The scale of the environmental/social challenge is enormous. We need to fundamentally change the ways things are done to achieve sustainable development. This will need to go beyond resource efficiency to changing the way things are used and made; cradle-to-cradle processes, dematerialisation, product to service etc.

These are global issues – what can we do as a single company?

Single organisations rarely achieve global change. Responding to these issues requires focus first upon what you control (your products, services and operations) and then what you depend upon (resources, energy, partners and suppliers). In addition, it also involves what you influence through relationships, leadership and innovation.

The changes you may be able to make might be incremental (how you do things) or more major (the things you do).

Examples might include your very approach to business, specific projects or products, behavioural change programmes, changes to your value chain, alterations to performance management or governance.

Why should we?

Contributing to a more sustainable future will bring a range of benefits. In the short term you will benefit from enhancement of your CSR credentials, meeting and moving ahead of pressures from regulators and stakeholders and finding efficiency-based cost savings too.

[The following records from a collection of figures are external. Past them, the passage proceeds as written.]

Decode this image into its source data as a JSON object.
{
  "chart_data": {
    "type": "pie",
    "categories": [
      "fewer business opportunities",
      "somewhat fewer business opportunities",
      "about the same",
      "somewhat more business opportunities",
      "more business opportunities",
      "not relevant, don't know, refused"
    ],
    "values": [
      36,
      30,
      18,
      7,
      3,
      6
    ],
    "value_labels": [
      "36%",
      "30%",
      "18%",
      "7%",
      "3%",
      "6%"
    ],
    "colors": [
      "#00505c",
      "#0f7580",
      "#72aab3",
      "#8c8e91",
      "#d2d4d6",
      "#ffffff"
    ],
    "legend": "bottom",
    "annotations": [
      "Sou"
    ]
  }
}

Long term benefits include enhanced stakeholder and investor support, lower risks in your value chain, enhanced brand and reputation, better employee relations and knowing you are doing the right thing for our children and grandchildren.

What steps can we help you take?

We can:

  • work with you to identify priorities and to establish or refine your sustainability agenda.
  • help ensure that you are fully up to speed on current regulatory requirements and keep you abreast of current thinking and wider trends.
  • work with you in identifying actions you can take to help towards a sustainable future and meet your social responsibilities.
  • design and implement management, monitoring and reporting mechanisms, to drive performance and communicate progress.
  • develop and implement sustainability training about the issues, skills and behavioural changes required to address them.

We also work extensively in sustainability R&D, with companies, universities and NGOs and can bring the benefit of this experience to you.

Sustainability and sustainable development are now common phrases, but organisations use many other terms, to describe their approach to environmental and social issues.

Phrases such as Corporate Responsibility (CR), Corporate Social Responsibility (CSR), Corporate Responsibility & Sustainability (CRS) and Corporate Citizenship are commonly used and are often assumed to have a variety of different meanings and emphases. In the financial sector ESG (environmental, social and governance) is used for the evaluation of non-financial performance indicators for corporate behaviour and the future financial performance of companies.

Our opinion is that, at their heart, all of these terms refer to the management of environmental and social performance alongside economic performance.

Corporate Social Responsibility is sometimes seen as a softer version of sustainability; perhaps focussed more upon social rather than environmental performance or upon the PR and philanthropic elements of organisational behaviour. However, it can equally support a robust and ambitious set of activities and plans if it is understood as an organisation`s responsibility to perceive and respond to trends, demands, future challenges and opportunities.

Meaningful CSR (or any other such activity) should: be focussed upon core business, address the fundamental dependencies that an organisation relies upon in order to function (resources, energy, a capable workforce, customers able to make purchasing decisions), be able to demonstrate performance applicable to the company as a whole (not just anecdotes and stray examples) and be capable of verification by independent third parties.

In essence therefore, the words that an organisation uses to describe its approach are less important than the way it understands and interprets the implications of environmental and social issues for future activity, demonstrates engagement and interest in the views and desires of stakeholders, displays ambition, understands the value of leadership through individual action and partnership and demonstrates progress over time.